The text signed by several well-known Muslim intellectuals, starting with “Dear Muslims,” features important manifests in each paragraph: “Those trying to protect the trees of the poor encountered the toughest face of arrogance… We condemn the rising of the pious-secular conflict… Measuring everything with richness and power does not reflect Muslim morals… The fact that once you were victims does not justify your presence right next to the cruel...”
Most importantly, they reminded, “Just because we fear that our worship, our headscarf, our shrine will be touched, if we incline toward seeing that our rulers are correct under all circumstances even if they have diverted from the principles of justice; then we should know that one state or one party cannot protect our religion.” They reminded that they should depend on their own faith and sense of justice.

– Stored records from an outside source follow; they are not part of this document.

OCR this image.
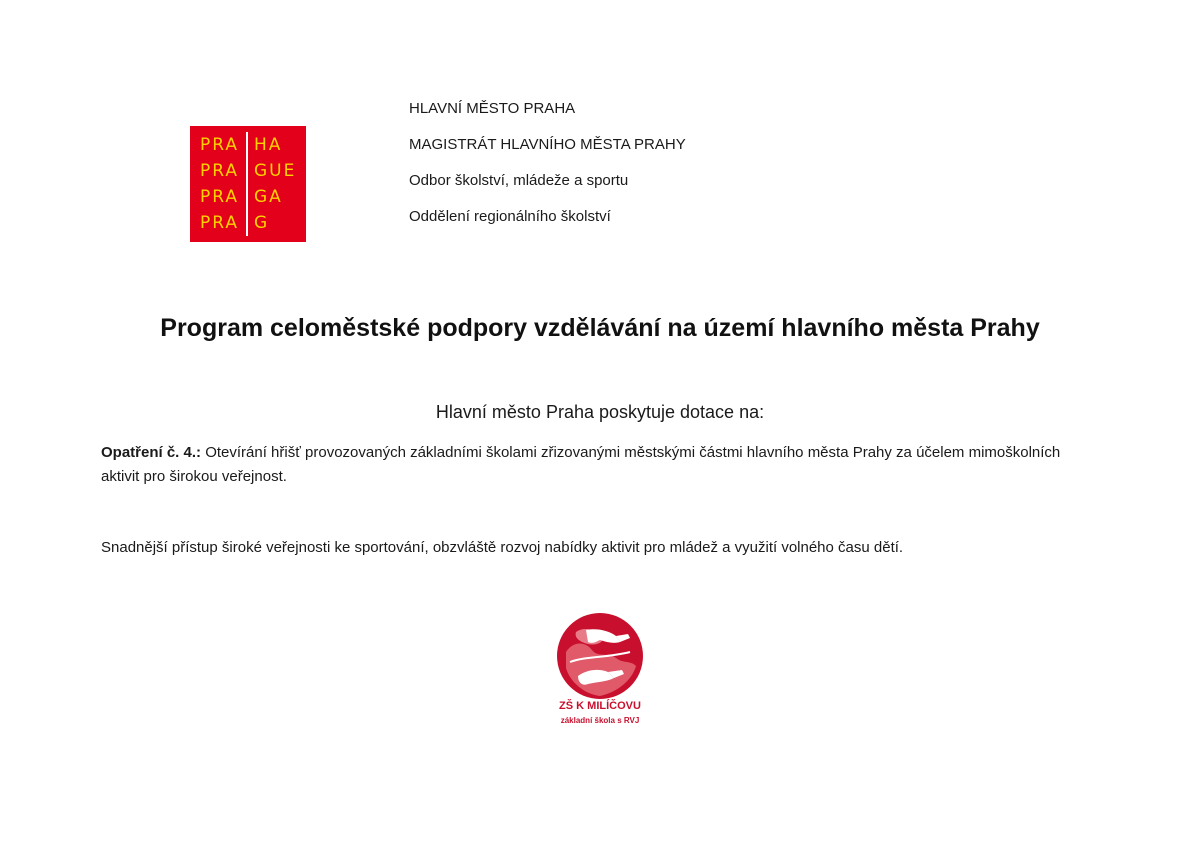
PRA HA
PRA GUE
PRA GA
PRA G
HLAVNÍ MĚSTO PRAHA
MAGISTRÁT HLAVNÍHO MĚSTA PRAHY
Odbor školství, mládeže a sportu
Oddělení regionálního školství
Program celoměstské podpory vzdělávání na území hlavního města Prahy
Hlavní město Praha poskytuje dotace na:
Opatření č. 4.: Otevírání hřišť provozovaných základními školami zřizovanými městskými částmi hlavního města Prahy za účelem mimoškolních aktivit pro širokou veřejnost.
Snadnější přístup široké veřejnosti ke sportování, obzvláště rozvoj nabídky aktivit pro mládež a využití volného času dětí.
ZŠ K MILÍČOVU
základní škola s RVJ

Using the contrast of secular and Islamist is rewinding the film. It gives credit to street democracy instead of the democracy of the square, to the voter instead of the citizen, to bigotry instead of conservatism.
Right here at the new threshold we have reached, the ruling Justice and Development Party (AKP) is being tested with religion, with Islam. Primarily by those faithful and intellectuals who have stood against the politicization of Islam and against religion being used as a tool for separatism.
This abridged article is taken from the t24.com.tr website. It was translated into English by the Daily News staff.